How to Use Gentle Parenting

child with woman holding map

Photo by Pixabay on

Are you wanting to incorporate gentle parenting into your lifestyle? Here are a few ways you can bring gentle parenting into your everyday routine.

Heading Out the Door

You’re ready to get out the door and get going to where you need to be, but you have to get your children out the door with you, and into the car.

When children know what is expected of them, the unwanted behavior is usually eliminated. It’s best to prepare your children with your expectations and what your children need to do in order to be ready to leave. You can say, “In a little bit, we are going to leave to go to Grandma’s. You will need to put on your shoes now so that you are ready to go.” Young children typically understand the concept of “little” easier than a specific amount of time.

Another way to incorporate gentle parenting in your everyday routine is to have a bag by the door for your child to place a special item they can bring along. When it’s time to go, remind them to put their special item in the bag and get ready to go.

Time to Turn off Screens

Ending screen time can be difficult.
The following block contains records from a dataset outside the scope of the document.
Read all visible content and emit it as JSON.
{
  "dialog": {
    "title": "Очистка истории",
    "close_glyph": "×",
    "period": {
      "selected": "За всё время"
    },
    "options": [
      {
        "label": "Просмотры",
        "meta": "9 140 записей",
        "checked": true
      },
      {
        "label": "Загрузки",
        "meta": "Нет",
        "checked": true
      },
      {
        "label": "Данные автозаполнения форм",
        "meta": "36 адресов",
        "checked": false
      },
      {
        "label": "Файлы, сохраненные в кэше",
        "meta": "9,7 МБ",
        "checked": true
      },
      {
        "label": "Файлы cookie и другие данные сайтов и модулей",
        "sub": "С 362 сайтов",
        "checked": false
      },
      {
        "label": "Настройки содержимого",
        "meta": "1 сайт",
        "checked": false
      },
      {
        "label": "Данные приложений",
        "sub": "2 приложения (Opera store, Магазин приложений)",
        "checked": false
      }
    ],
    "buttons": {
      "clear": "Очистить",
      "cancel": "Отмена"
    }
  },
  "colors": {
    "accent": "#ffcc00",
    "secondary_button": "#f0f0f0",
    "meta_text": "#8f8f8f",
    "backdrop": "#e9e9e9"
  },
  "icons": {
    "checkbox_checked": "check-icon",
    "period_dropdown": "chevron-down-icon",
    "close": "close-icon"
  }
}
It’s important to set expectations before your child begins their screen time. Talk with your child about the amount of time allowed and what the plan is for when it’s over.

Try using a timer your child can set by themselves. When the time is up, offer an option for what to do next. You could say, “Once your screen is put away, you can go play with your toys.”

Your Child Runs Off in Public

Going places with your child where there is a lot of people can be scary and stressful. Before you go anywhere, discuss with your child your expectations for the outing. You can say, “We’re going to the store and it’s important you stay close with me so you are safe.”

Be sure you acknowledge their good behavior and say something along the lines of, “You are doing a great job staying close to me so I know you are safe!” By acknowledging their good behavior, it shows to your child you’re paying attention and it will also make them feel good.

If your child starts running off, get on their eye level and remind them calmly of the expectations you set before leaving. We ultimately want to give them an understanding of why something is important instead of transferring our fears onto our children.

Leaving the Park or Playdate

Being a parent is tough, especially when you have to decide the fun is over. It’s not always easy to do, but talking about your expectations before you arrive at the park or play date will help make leaving easier. Talk to your child about what things they might do at the park or play date and when you say it’s time to leave, they’ll have to stop playing and be ready to leave.

If your child has a tough time transitioning, notice how they are feelings. You can say, “I know it’s hard to leave when you’re having fun, but it’s time to leave.” Reassure them their feelings are normal and you don’t like to leave when you’re having fun either, but it’s part of life.

Not Sitting Down to Eat a Meal

Routines are important in teaching your child how to know what to expect. Dinnertime is a great time to implement a routine!

Explain why mealtime is important and tell them it’s time for everyone to be together and talk, and make it fun! Ask questions about their day and be sure to tell them about yours to build connections with your child.

Another way to make mealtime fun is to let your child help! Your child can help plan and prepare dinner! They can also set the table and help clean up after. This will help them feel a sense of purpose and connection in the house and can help foster independence.

Not Getting Used to Bedtime Routines

Bedtime can be a challenging time for everyone. Everyone is tired from the day and sometimes it can be hard to get your children down for the night. Having a regular routine is a great way to get your children used bedtime.

Each night use the same process and the goal is for your child to eventually follow the routine without your help.

Photo by Elina Fairytale on

Ultimately, no parenting style is the “right” way, and every child is different, so gentle parenting may not always work. If gentle parenting is a style you want to try, remember to acknowledge your child’s feelings, give them choices, and celebrate when something goes well! Remember, you can always try again!